Diversity maximization under matroid constraints
Venue
KDD, ACM SIGKDD (2013), pp. 32-40
Publication Year
2013
Authors
Zeinab Abbassi, Vahab Mirrokni, Mayur Thakur
BibTeX
Abstract
Aggregator websites typically present documents in the form of representative
clusters. In order for users to get a broader perspective, it is important to
deliver a diversified set of representative documents in those clusters. One
approach to diversification is to maximize the average dissimilarity among
documents. Another way to capture diversity is to avoid showing several documents
from the same category (e.g. from the same news channel). We combine the above two
diversification concepts by modeling the latter approach as a (partition) matroid
constraint, and study diversity maximization problems under matroid constraints. We
present the first constant-factor approximation algorithm for this problem, using a
new technique. Our local search 0:5-approximation algorithm is also the first
constant-factor approximation for the max-dispersion problem under matroid
constraints.
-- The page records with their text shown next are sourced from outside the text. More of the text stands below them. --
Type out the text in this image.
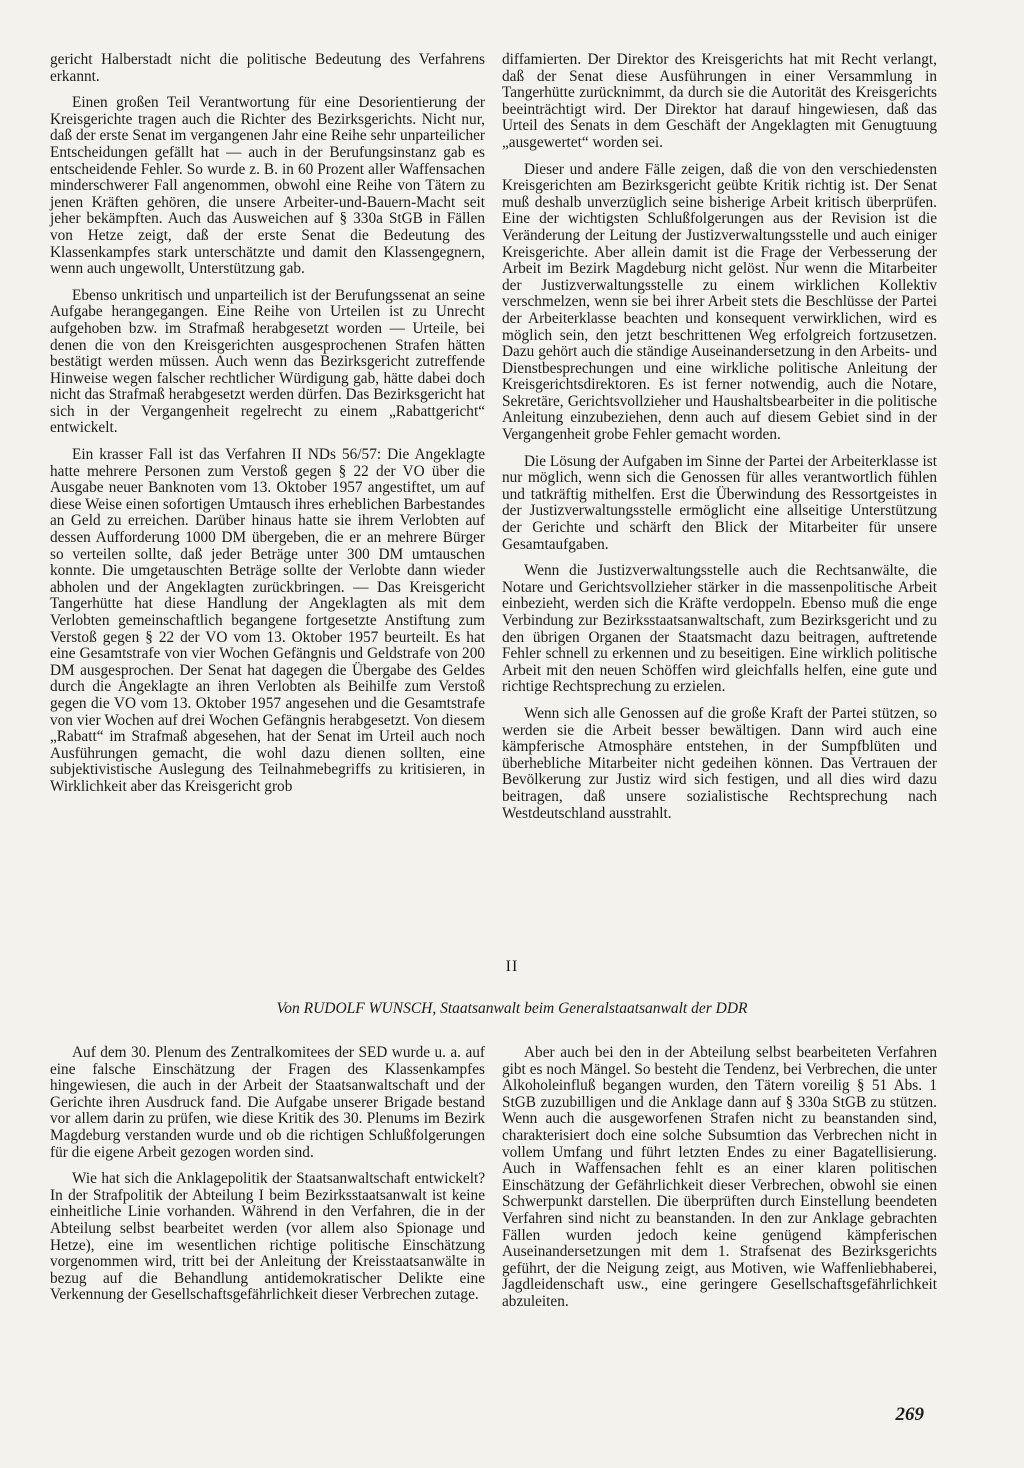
gericht Halberstadt nicht die politische Bedeutung des Verfahrens erkannt.

Einen großen Teil Verantwortung für eine Desorientierung der Kreisgerichte tragen auch die Richter des Bezirksgerichts. Nicht nur, daß der erste Senat im vergangenen Jahr eine Reihe sehr unparteilicher Entscheidungen gefällt hat — auch in der Berufungsinstanz gab es entscheidende Fehler. So wurde z. B. in 60 Prozent aller Waffensachen minderschwerer Fall angenommen, obwohl eine Reihe von Tätern zu jenen Kräften gehören, die unsere Arbeiter-und-Bauern-Macht seit jeher bekämpften. Auch das Ausweichen auf § 330a StGB in Fällen von Hetze zeigt, daß der erste Senat die Bedeutung des Klassenkampfes stark unterschätzte und damit den Klassengegnern, wenn auch ungewollt, Unterstützung gab.

Ebenso unkritisch und unparteilich ist der Berufungssenat an seine Aufgabe herangegangen. Eine Reihe von Urteilen ist zu Unrecht aufgehoben bzw. im Strafmaß herabgesetzt worden — Urteile, bei denen die von den Kreisgerichten ausgesprochenen Strafen hätten bestätigt werden müssen. Auch wenn das Bezirksgericht zutreffende Hinweise wegen falscher rechtlicher Würdigung gab, hätte dabei doch nicht das Strafmaß herabgesetzt werden dürfen. Das Bezirksgericht hat sich in der Vergangenheit regelrecht zu einem „Rabattgericht“ entwickelt.

Ein krasser Fall ist das Verfahren II NDs 56/57: Die Angeklagte hatte mehrere Personen zum Verstoß gegen § 22 der VO über die Ausgabe neuer Banknoten vom 13. Oktober 1957 angestiftet, um auf diese Weise einen sofortigen Umtausch ihres erheblichen Barbestandes an Geld zu erreichen. Darüber hinaus hatte sie ihrem Verlobten auf dessen Aufforderung 1000 DM übergeben, die er an mehrere Bürger so verteilen sollte, daß jeder Beträge unter 300 DM umtauschen konnte. Die umgetauschten Beträge sollte der Verlobte dann wieder abholen und der Angeklagten zurückbringen. — Das Kreisgericht Tangerhütte hat diese Handlung der Angeklagten als mit dem Verlobten gemeinschaftlich begangene fortgesetzte Anstiftung zum Verstoß gegen § 22 der VO vom 13. Oktober 1957 beurteilt. Es hat eine Gesamtstrafe von vier Wochen Gefängnis und Geldstrafe von 200 DM ausgesprochen. Der Senat hat dagegen die Übergabe des Geldes durch die Angeklagte an ihren Verlobten als Beihilfe zum Verstoß gegen die VO vom 13. Oktober 1957 angesehen und die Gesamtstrafe von vier Wochen auf drei Wochen Gefängnis herabgesetzt. Von diesem „Rabatt“ im Strafmaß abgesehen, hat der Senat im Urteil auch noch Ausführungen gemacht, die wohl dazu dienen sollten, eine subjektivistische Auslegung des Teilnahmebegriffs zu kritisieren, in Wirklichkeit aber das Kreisgericht grob

diffamierten. Der Direktor des Kreisgerichts hat mit Recht verlangt, daß der Senat diese Ausführungen in einer Versammlung in Tangerhütte zurücknimmt, da durch sie die Autorität des Kreisgerichts beeinträchtigt wird. Der Direktor hat darauf hingewiesen, daß das Urteil des Senats in dem Geschäft der Angeklagten mit Genugtuung „ausgewertet“ worden sei.

Dieser und andere Fälle zeigen, daß die von den verschiedensten Kreisgerichten am Bezirksgericht geübte Kritik richtig ist. Der Senat muß deshalb unverzüglich seine bisherige Arbeit kritisch überprüfen. Eine der wichtigsten Schlußfolgerungen aus der Revision ist die Veränderung der Leitung der Justizverwaltungsstelle und auch einiger Kreisgerichte. Aber allein damit ist die Frage der Verbesserung der Arbeit im Bezirk Magdeburg nicht gelöst. Nur wenn die Mitarbeiter der Justizverwaltungsstelle zu einem wirklichen Kollektiv verschmelzen, wenn sie bei ihrer Arbeit stets die Beschlüsse der Partei der Arbeiterklasse beachten und konsequent verwirklichen, wird es möglich sein, den jetzt beschrittenen Weg erfolgreich fortzusetzen. Dazu gehört auch die ständige Auseinandersetzung in den Arbeits- und Dienstbesprechungen und eine wirkliche politische Anleitung der Kreisgerichtsdirektoren. Es ist ferner notwendig, auch die Notare, Sekretäre, Gerichtsvollzieher und Haushaltsbearbeiter in die politische Anleitung einzubeziehen, denn auch auf diesem Gebiet sind in der Vergangenheit grobe Fehler gemacht worden.

Die Lösung der Aufgaben im Sinne der Partei der Arbeiterklasse ist nur möglich, wenn sich die Genossen für alles verantwortlich fühlen und tatkräftig mithelfen. Erst die Überwindung des Ressortgeistes in der Justizverwaltungsstelle ermöglicht eine allseitige Unterstützung der Gerichte und schärft den Blick der Mitarbeiter für unsere Gesamtaufgaben.

Wenn die Justizverwaltungsstelle auch die Rechtsanwälte, die Notare und Gerichtsvollzieher stärker in die massenpolitische Arbeit einbezieht, werden sich die Kräfte verdoppeln. Ebenso muß die enge Verbindung zur Bezirksstaatsanwaltschaft, zum Bezirksgericht und zu den übrigen Organen der Staatsmacht dazu beitragen, auftretende Fehler schnell zu erkennen und zu beseitigen. Eine wirklich politische Arbeit mit den neuen Schöffen wird gleichfalls helfen, eine gute und richtige Rechtsprechung zu erzielen.

Wenn sich alle Genossen auf die große Kraft der Partei stützen, so werden sie die Arbeit besser bewältigen. Dann wird auch eine kämpferische Atmosphäre entstehen, in der Sumpfblüten und überhebliche Mitarbeiter nicht gedeihen können. Das Vertrauen der Bevölkerung zur Justiz wird sich festigen, und all dies wird dazu beitragen, daß unsere sozialistische Rechtsprechung nach Westdeutschland ausstrahlt.

II
Von RUDOLF WUNSCH, Staatsanwalt beim Generalstaatsanwalt der DDR

Auf dem 30. Plenum des Zentralkomitees der SED wurde u. a. auf eine falsche Einschätzung der Fragen des Klassenkampfes hingewiesen, die auch in der Arbeit der Staatsanwaltschaft und der Gerichte ihren Ausdruck fand. Die Aufgabe unserer Brigade bestand vor allem darin zu prüfen, wie diese Kritik des 30. Plenums im Bezirk Magdeburg verstanden wurde und ob die richtigen Schlußfolgerungen für die eigene Arbeit gezogen worden sind.

Wie hat sich die Anklagepolitik der Staatsanwaltschaft entwickelt? In der Strafpolitik der Abteilung I beim Bezirksstaatsanwalt ist keine einheitliche Linie vorhanden. Während in den Verfahren, die in der Abteilung selbst bearbeitet werden (vor allem also Spionage und Hetze), eine im wesentlichen richtige politische Einschätzung vorgenommen wird, tritt bei der Anleitung der Kreisstaatsanwälte in bezug auf die Behandlung antidemokratischer Delikte eine Verkennung der Gesellschaftsgefährlichkeit dieser Verbrechen zutage.

Aber auch bei den in der Abteilung selbst bearbeiteten Verfahren gibt es noch Mängel. So besteht die Tendenz, bei Verbrechen, die unter Alkoholeinfluß begangen wurden, den Tätern voreilig § 51 Abs. 1 StGB zuzubilligen und die Anklage dann auf § 330a StGB zu stützen. Wenn auch die ausgeworfenen Strafen nicht zu beanstanden sind, charakterisiert doch eine solche Subsumtion das Verbrechen nicht in vollem Umfang und führt letzten Endes zu einer Bagatellisierung. Auch in Waffensachen fehlt es an einer klaren politischen Einschätzung der Gefährlichkeit dieser Verbrechen, obwohl sie einen Schwerpunkt darstellen. Die überprüften durch Einstellung beendeten Verfahren sind nicht zu beanstanden. In den zur Anklage gebrachten Fällen wurden jedoch keine genügend kämpferischen Auseinandersetzungen mit dem 1. Strafsenat des Bezirksgerichts geführt, der die Neigung zeigt, aus Motiven, wie Waffenliebhaberei, Jagdleidenschaft usw., eine geringere Gesellschaftsgefährlichkeit abzuleiten.

269
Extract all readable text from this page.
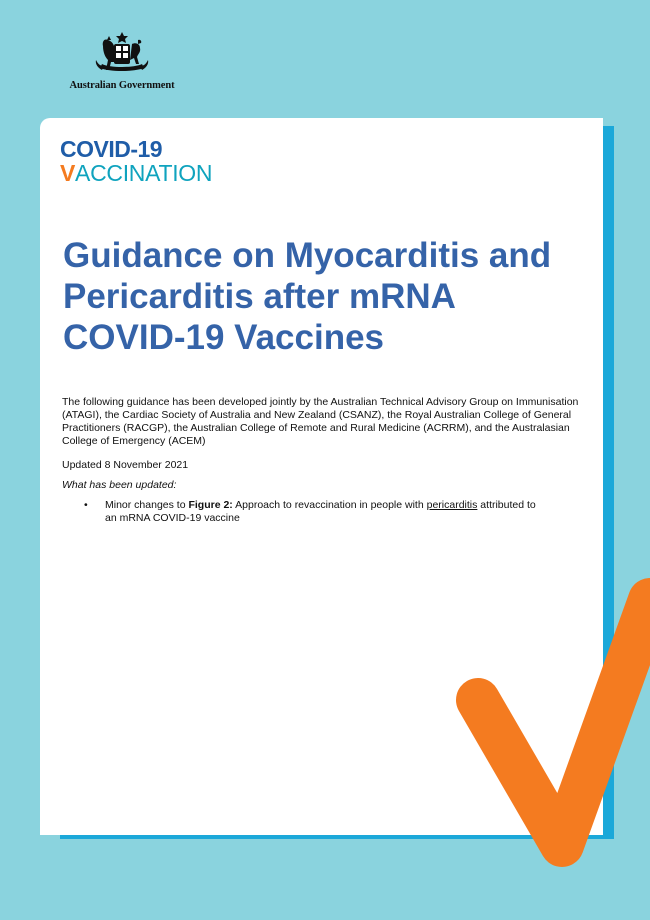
Australian Government
COVID-19
VACCINATION
Guidance on Myocarditis and Pericarditis after mRNA COVID-19 Vaccines

The following guidance has been developed jointly by the Australian Technical Advisory Group on Immunisation (ATAGI), the Cardiac Society of Australia and New Zealand (CSANZ), the Royal Australian College of General Practitioners (RACGP), the Australian College of Remote and Rural Medicine (ACRRM), and the Australasian College of Emergency (ACEM)

Updated 8 November 2021

What has been updated:

•	Minor changes to Figure 2: Approach to revaccination in people with pericarditis attributed to an mRNA COVID-19 vaccine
Our combinatorial proof technique for maximizing diversity under
matroid constraints uses the existence of a family of Latin squares which may also
be of independent interest. In order to apply these diversity maximization
algorithms in the context of aggregator websites and as a preprocessing step for
our diversity maximization tool, we develop greedy clustering algorithms that
maximize weighted coverage of a predefined set of topics. Our algorithms are based
on computing a set of cluster centers, where clusters are formed around them. We
show the better performance of our algorithms for diversity and coverage
maximization by running experiments on real (Twitter) and synthetic data in the
context of real-time search over micro-posts. Finally we perform a user study
validating our algorithms and diversity metrics.